Choose as many words as you want; for me, Promoting the Health of Older Adults is a social health dialogue, inclusive for all Canadians – interconnected subject areas, holistic, comprehensive, diverse. The arrival of this book is timely, to promote conversation with friends and family, considering our collective journey through the COVID world to date has heightened our awareness of the workings of our own health and our social and healthcare systems.

Briefly, on the structure of this book; it certainly is more of a study text book on over thirty topic areas in seven well laid out parts. However nothing I’ve read talks over the heads of readers, and if facilitated well in a real time group discussion format, there is a set of critical thinking questions at the end of each chapter that would further serve to heighten knowledge and awareness of readers, enough to make you want to be a more engaged in this social health dialogue.

For those who may find some of the topics, concepts or terminology new or bamboozling (been looking for a place to use that word) – there is a clearly worded full glossary at the back of the book to help un-bamboozle you. As the book moves on, specific topics are covered on their own and can be read out of order, even though I find there is this inter-connectedness. However to get the right set up I recommend you read chapters 1 thru 5 in order first.

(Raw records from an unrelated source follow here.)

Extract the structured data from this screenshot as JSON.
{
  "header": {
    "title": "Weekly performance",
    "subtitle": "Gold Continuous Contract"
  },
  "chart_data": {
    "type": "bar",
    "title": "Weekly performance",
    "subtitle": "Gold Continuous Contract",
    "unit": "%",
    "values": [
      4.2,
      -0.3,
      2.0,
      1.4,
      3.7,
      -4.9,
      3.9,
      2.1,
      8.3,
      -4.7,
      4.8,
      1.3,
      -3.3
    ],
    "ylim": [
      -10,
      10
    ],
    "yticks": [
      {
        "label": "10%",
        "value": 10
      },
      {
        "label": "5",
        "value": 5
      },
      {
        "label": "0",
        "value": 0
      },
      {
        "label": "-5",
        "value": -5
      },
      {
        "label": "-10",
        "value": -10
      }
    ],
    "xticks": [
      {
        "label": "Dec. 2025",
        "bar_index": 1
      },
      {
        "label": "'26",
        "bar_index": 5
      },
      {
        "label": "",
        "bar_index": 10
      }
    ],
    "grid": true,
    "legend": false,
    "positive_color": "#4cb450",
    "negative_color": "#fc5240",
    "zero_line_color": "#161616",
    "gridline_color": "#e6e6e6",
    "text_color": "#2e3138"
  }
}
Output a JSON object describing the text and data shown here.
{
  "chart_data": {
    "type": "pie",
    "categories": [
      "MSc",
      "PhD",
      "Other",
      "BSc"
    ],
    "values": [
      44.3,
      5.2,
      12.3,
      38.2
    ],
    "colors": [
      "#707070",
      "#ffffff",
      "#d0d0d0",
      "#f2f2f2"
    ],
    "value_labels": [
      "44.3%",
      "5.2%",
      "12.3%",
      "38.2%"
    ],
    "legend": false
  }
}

In particular, chapter 4 (Peggy Edwards, Jim Hamilton & Michael Routledge) discusses public policy for healthy ageing which is important now, given that public health policy in general has been at the forefront of discussion since COVID began in early 2020 and continues to be, sadly, an area where many people are in need of a re-education. To make a point on this, for instance on page 67, it is proposed that we need a new approach to improve population health, “… away from the focus on illness care systems.”

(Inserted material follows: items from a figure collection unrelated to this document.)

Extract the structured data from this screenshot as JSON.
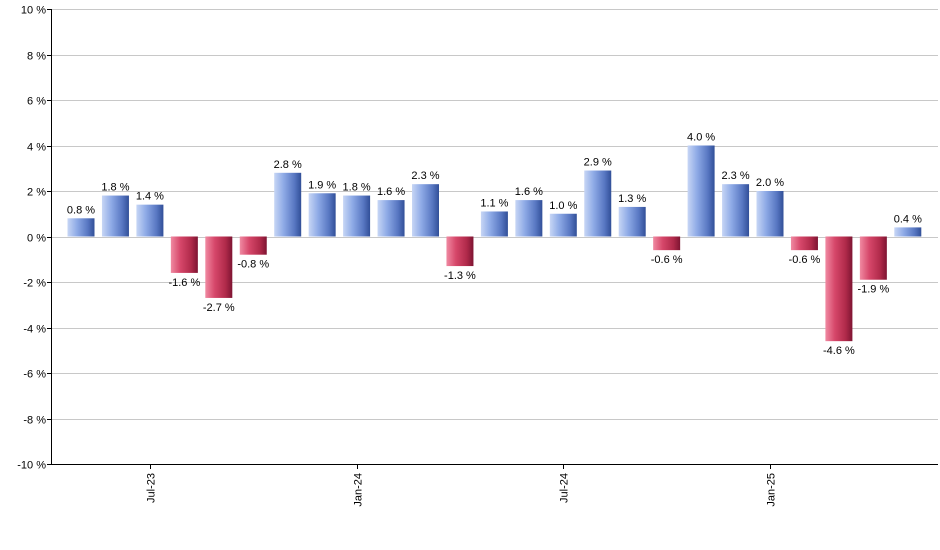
{
  "chart_data": {
    "type": "bar",
    "title": "",
    "xlabel": "",
    "ylabel": "",
    "ylim": [
      -10,
      10
    ],
    "y_ticks": [
      10,
      8,
      6,
      4,
      2,
      0,
      -2,
      -4,
      -6,
      -8,
      -10
    ],
    "y_tick_labels": [
      "10 %",
      "8 %",
      "6 %",
      "4 %",
      "2 %",
      "0 %",
      "-2 %",
      "-4 %",
      "-6 %",
      "-8 %",
      "-10 %"
    ],
    "x_tick_labels": [
      {
        "label": "Jul-23",
        "index": 2
      },
      {
        "label": "Jan-24",
        "index": 8
      },
      {
        "label": "Jul-24",
        "index": 14
      },
      {
        "label": "Jan-25",
        "index": 20
      }
    ],
    "values": [
      0.8,
      1.8,
      1.4,
      -1.6,
      -2.7,
      -0.8,
      2.8,
      1.9,
      1.8,
      1.6,
      2.3,
      -1.3,
      1.1,
      1.6,
      1.0,
      2.9,
      1.3,
      -0.6,
      4.0,
      2.3,
      2.0,
      -0.6,
      -4.6,
      -1.9,
      0.4
    ],
    "value_labels": [
      "0.8 %",
      "1.8 %",
      "1.4 %",
      "-1.6 %",
      "-2.7 %",
      "-0.8 %",
      "2.8 %",
      "1.9 %",
      "1.8 %",
      "1.6 %",
      "2.3 %",
      "-1.3 %",
      "1.1 %",
      "1.6 %",
      "1.0 %",
      "2.9 %",
      "1.3 %",
      "-0.6 %",
      "4.0 %",
      "2.3 %",
      "2.0 %",
      "-0.6 %",
      "-4.6 %",
      "-1.9 %",
      "0.4 %"
    ],
    "grid": true,
    "colors": {
      "positive": "#7b9de0",
      "negative": "#c8405c"
    }
  }
}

My intent is to highlight chapters of this book in future blog posts, which cover many topics I’ve featured in previous posts over the past ten years, plus others which have had less coverage. As up to date as any book on health can be, this one, detailing the Canadian Experience, also marks the beginning of the United Nations, Decade of Healthy Ageing 2021-2030.

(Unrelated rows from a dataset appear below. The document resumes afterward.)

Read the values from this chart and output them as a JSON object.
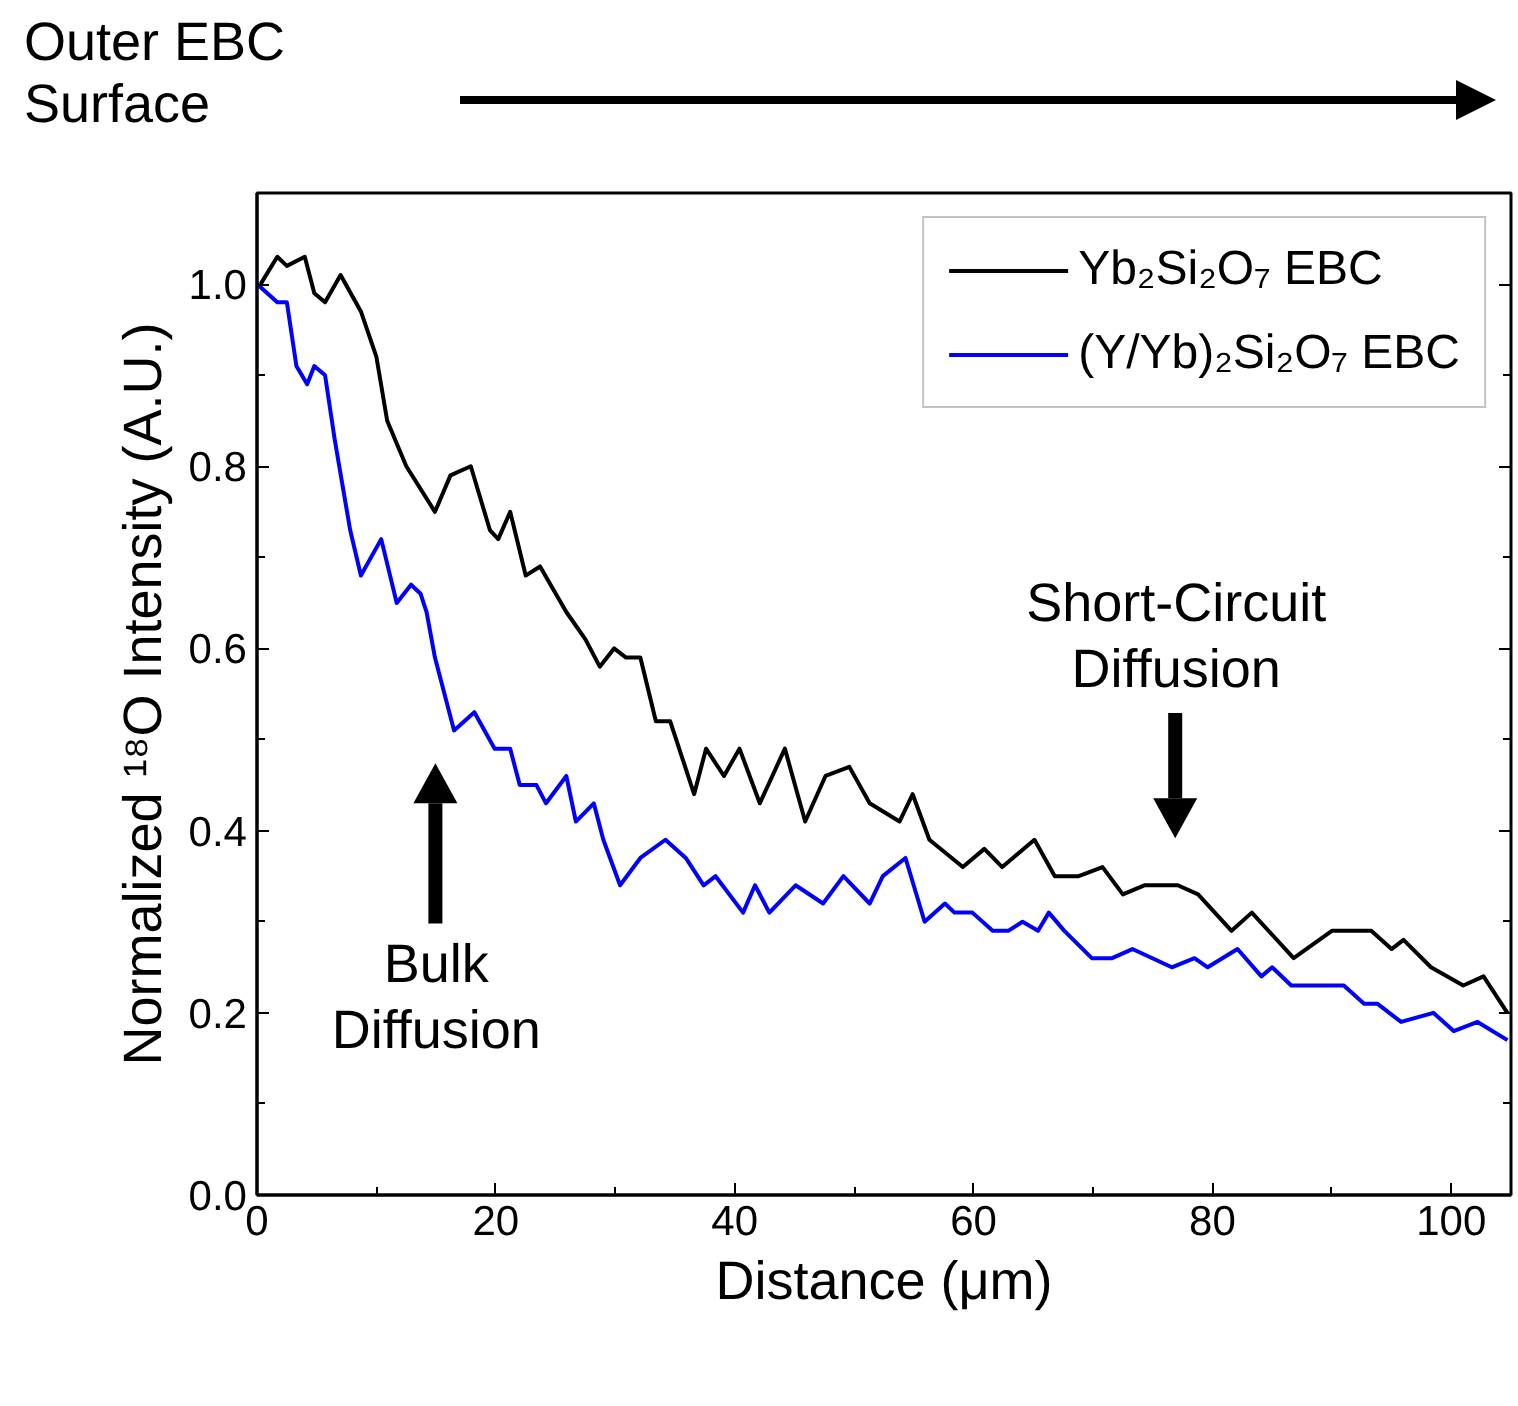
{
  "chart_data": {
    "type": "line",
    "xlabel": "Distance (μm)",
    "ylabel": "Normalized ¹⁸O Intensity (A.U.)",
    "xlim": [
      0,
      105
    ],
    "ylim": [
      0,
      1.1
    ],
    "xticks": [
      0,
      {
        "value": 10,
        "label": null
      },
      20,
      {
        "value": 30,
        "label": null
      },
      40,
      {
        "value": 50,
        "label": null
      },
      60,
      {
        "value": 70,
        "label": null
      },
      80,
      {
        "value": 90,
        "label": null
      },
      100
    ],
    "yticks": [
      {
        "value": 0,
        "label": "0.0"
      },
      {
        "value": 0.1,
        "label": null
      },
      0.2,
      {
        "value": 0.3,
        "label": null
      },
      0.4,
      {
        "value": 0.5,
        "label": null
      },
      0.6,
      {
        "value": 0.7,
        "label": null
      },
      0.8,
      {
        "value": 0.9,
        "label": null
      },
      {
        "value": 1,
        "label": "1.0"
      }
    ],
    "legend": "top right",
    "grid": false,
    "marker": "none",
    "line_style": "solid",
    "series": [
      {
        "name": "Yb₂Si₂O₇ EBC",
        "color": "#000000",
        "x": [
          0.3,
          1.7,
          2.5,
          4.0,
          4.8,
          5.7,
          7.0,
          8.7,
          10.0,
          10.9,
          12.5,
          14.9,
          16.2,
          17.9,
          19.5,
          20.2,
          21.2,
          22.5,
          23.7,
          25.9,
          27.5,
          28.7,
          29.9,
          30.9,
          32.1,
          33.4,
          34.6,
          36.6,
          37.6,
          39.1,
          40.4,
          42.1,
          44.2,
          45.9,
          47.6,
          49.6,
          51.3,
          53.8,
          54.9,
          56.3,
          59.1,
          60.9,
          62.4,
          65.1,
          66.8,
          68.8,
          70.8,
          72.5,
          74.3,
          77.1,
          78.8,
          81.6,
          83.3,
          86.8,
          90.0,
          93.3,
          95.0,
          96.0,
          98.3,
          101.0,
          102.7,
          104.7
        ],
        "values": [
          1.0,
          1.03,
          1.02,
          1.03,
          0.99,
          0.98,
          1.01,
          0.97,
          0.92,
          0.85,
          0.8,
          0.75,
          0.79,
          0.8,
          0.73,
          0.72,
          0.75,
          0.68,
          0.69,
          0.64,
          0.61,
          0.58,
          0.6,
          0.59,
          0.59,
          0.52,
          0.52,
          0.44,
          0.49,
          0.46,
          0.49,
          0.43,
          0.49,
          0.41,
          0.46,
          0.47,
          0.43,
          0.41,
          0.44,
          0.39,
          0.36,
          0.38,
          0.36,
          0.39,
          0.35,
          0.35,
          0.36,
          0.33,
          0.34,
          0.34,
          0.33,
          0.29,
          0.31,
          0.26,
          0.29,
          0.29,
          0.27,
          0.28,
          0.25,
          0.23,
          0.24,
          0.2
        ]
      },
      {
        "name": "(Y/Yb)₂Si₂O₇ EBC",
        "color": "#0000ff",
        "x": [
          0.0,
          1.7,
          2.5,
          3.3,
          4.2,
          4.8,
          5.7,
          6.5,
          7.8,
          8.7,
          10.4,
          11.7,
          12.9,
          13.7,
          14.2,
          14.9,
          16.5,
          18.2,
          19.9,
          21.2,
          22.0,
          23.4,
          24.2,
          25.9,
          26.7,
          28.2,
          29.0,
          30.4,
          32.1,
          34.2,
          35.9,
          37.4,
          38.4,
          40.7,
          41.7,
          42.9,
          45.1,
          47.4,
          49.1,
          51.3,
          52.4,
          54.3,
          55.9,
          57.6,
          58.4,
          59.9,
          61.6,
          62.9,
          64.1,
          65.4,
          66.3,
          67.6,
          69.9,
          71.6,
          73.3,
          76.6,
          78.5,
          79.6,
          82.1,
          84.1,
          85.0,
          86.6,
          88.8,
          89.6,
          91.0,
          92.7,
          93.8,
          95.8,
          98.5,
          100.2,
          102.2,
          104.7
        ],
        "values": [
          1.0,
          0.98,
          0.98,
          0.91,
          0.89,
          0.91,
          0.9,
          0.83,
          0.73,
          0.68,
          0.72,
          0.65,
          0.67,
          0.66,
          0.64,
          0.59,
          0.51,
          0.53,
          0.49,
          0.49,
          0.45,
          0.45,
          0.43,
          0.46,
          0.41,
          0.43,
          0.39,
          0.34,
          0.37,
          0.39,
          0.37,
          0.34,
          0.35,
          0.31,
          0.34,
          0.31,
          0.34,
          0.32,
          0.35,
          0.32,
          0.35,
          0.37,
          0.3,
          0.32,
          0.31,
          0.31,
          0.29,
          0.29,
          0.3,
          0.29,
          0.31,
          0.29,
          0.26,
          0.26,
          0.27,
          0.25,
          0.26,
          0.25,
          0.27,
          0.24,
          0.25,
          0.23,
          0.23,
          0.23,
          0.23,
          0.21,
          0.21,
          0.19,
          0.2,
          0.18,
          0.19,
          0.17
        ]
      }
    ],
    "annotations": [
      "Outer EBC Surface",
      "Bulk Diffusion",
      "Short-Circuit Diffusion"
    ]
  }
}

Yet Promoting the Health of Older Adults, brings with it a sense of history, clearly showing that health promotion is not a sudden enlightenment, but maybe a social revival. As far back as 1986, there was the World Health Organization (WHO) – Ottawa Charter for Health Promotion from which this books uses its action framework as a guide, applying its focus on the health of older adults. A worthy read indeed, even for those who have their heads in this subject every day.

Mark Venning is a writer, speaker, researcher and advisor on the business, technology, health & social aspects of ageing and longevity which include changing concepts in a longevity society for Age Inclusive Communities. He is an Associate Member of the International Federation on Ageing.